I meant a little more along the lines of how it relates to nurses. There was a time nurses couldn't administer IM injections. I could see nurses helping patients who couldn't take the pill themselves one day. Maybe a patient with ALS who is fully capable of making the decision, but needs it via feeding tube.

Well, that's certainly a compelling question. I think it's a valid point that if and when this idea becomes more accepted, it could eventually become an optional nursing intervention. I could see this being more of a specialty, perhaps separate from hospice, tightly regulated, and like any specialty, optional in the sense that only interested people would even go into that field.

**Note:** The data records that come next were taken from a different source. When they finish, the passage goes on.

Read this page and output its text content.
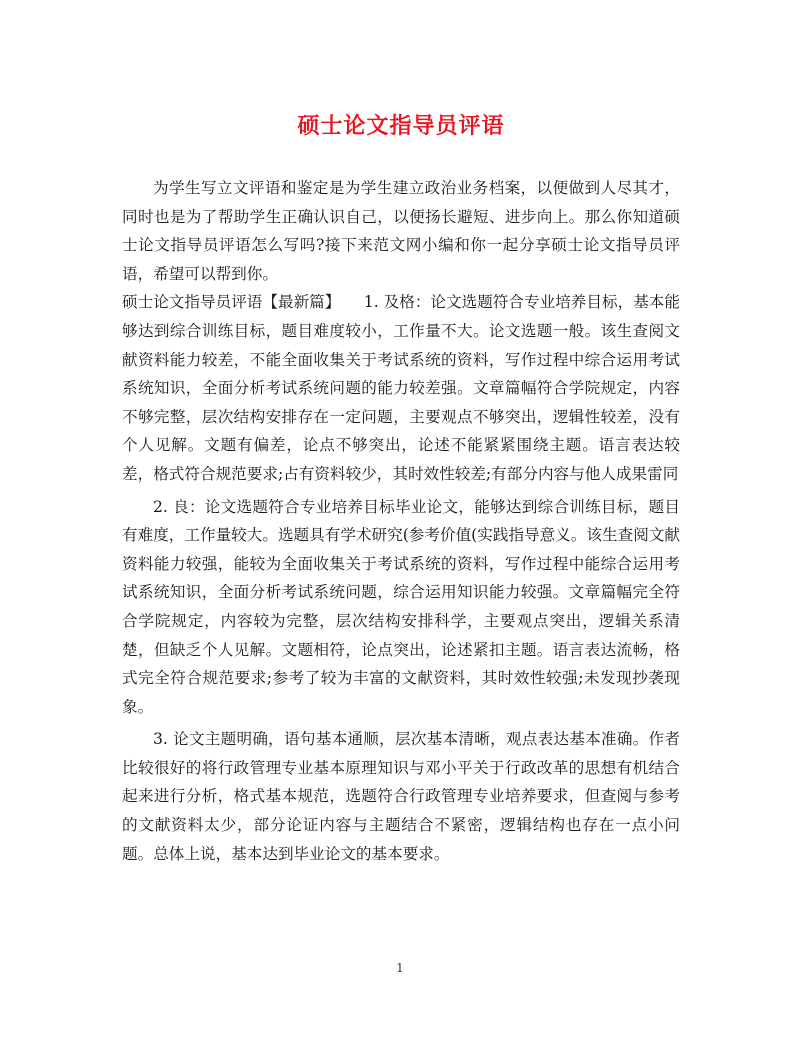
硕士论文指导员评语

为学生写立文评语和鉴定是为学生建立政治业务档案，以便做到人尽其才，同时也是为了帮助学生正确认识自己，以便扬长避短、进步向上。那么你知道硕士论文指导员评语怎么写吗?接下来范文网小编和你一起分享硕士论文指导员评语，希望可以帮到你。

硕士论文指导员评语【最新篇】　　 1. 及格：论文选题符合专业培养目标，基本能够达到综合训练目标，题目难度较小，工作量不大。论文选题一般。该生查阅文献资料能力较差，不能全面收集关于考试系统的资料，写作过程中综合运用考试系统知识，全面分析考试系统问题的能力较差强。文章篇幅符合学院规定，内容不够完整，层次结构安排存在一定问题，主要观点不够突出，逻辑性较差，没有个人见解。文题有偏差，论点不够突出，论述不能紧紧围绕主题。语言表达较差，格式符合规范要求;占有资料较少，其时效性较差;有部分内容与他人成果雷同

2. 良：论文选题符合专业培养目标毕业论文，能够达到综合训练目标，题目有难度，工作量较大。选题具有学术研究(参考价值(实践指导意义。该生查阅文献资料能力较强，能较为全面收集关于考试系统的资料，写作过程中能综合运用考试系统知识，全面分析考试系统问题，综合运用知识能力较强。文章篇幅完全符合学院规定，内容较为完整，层次结构安排科学，主要观点突出，逻辑关系清楚，但缺乏个人见解。文题相符，论点突出，论述紧扣主题。语言表达流畅，格式完全符合规范要求;参考了较为丰富的文献资料，其时效性较强;未发现抄袭现象。

3. 论文主题明确，语句基本通顺，层次基本清晰，观点表达基本准确。作者比较很好的将行政管理专业基本原理知识与邓小平关于行政改革的思想有机结合起来进行分析，格式基本规范，选题符合行政管理专业培养要求，但查阅与参考的文献资料太少，部分论证内容与主题结合不紧密，逻辑结构也存在一点小问题。总体上说，基本达到毕业论文的基本要求。

1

That is a very good question, though. I think Brittany Maynard was very worried that she would be unable to administer her med if she waited too long. I wouldn't be surprised if she went ahead and acted earlier than necessary or desired based on that very fear. Which is unfortunate if true.

Specializes in Critical Care.
I will not participate. It is against my religious belief. God will decide what day and time a person will die and I will not push the drugs that will bring them to death.

I don't understand how that view is generally compatible with nursing. If a patient is under your care and needs you to administer treatment for an MI or Sepsis, do you refuse because that would be interfering with God's decision of when this person should die?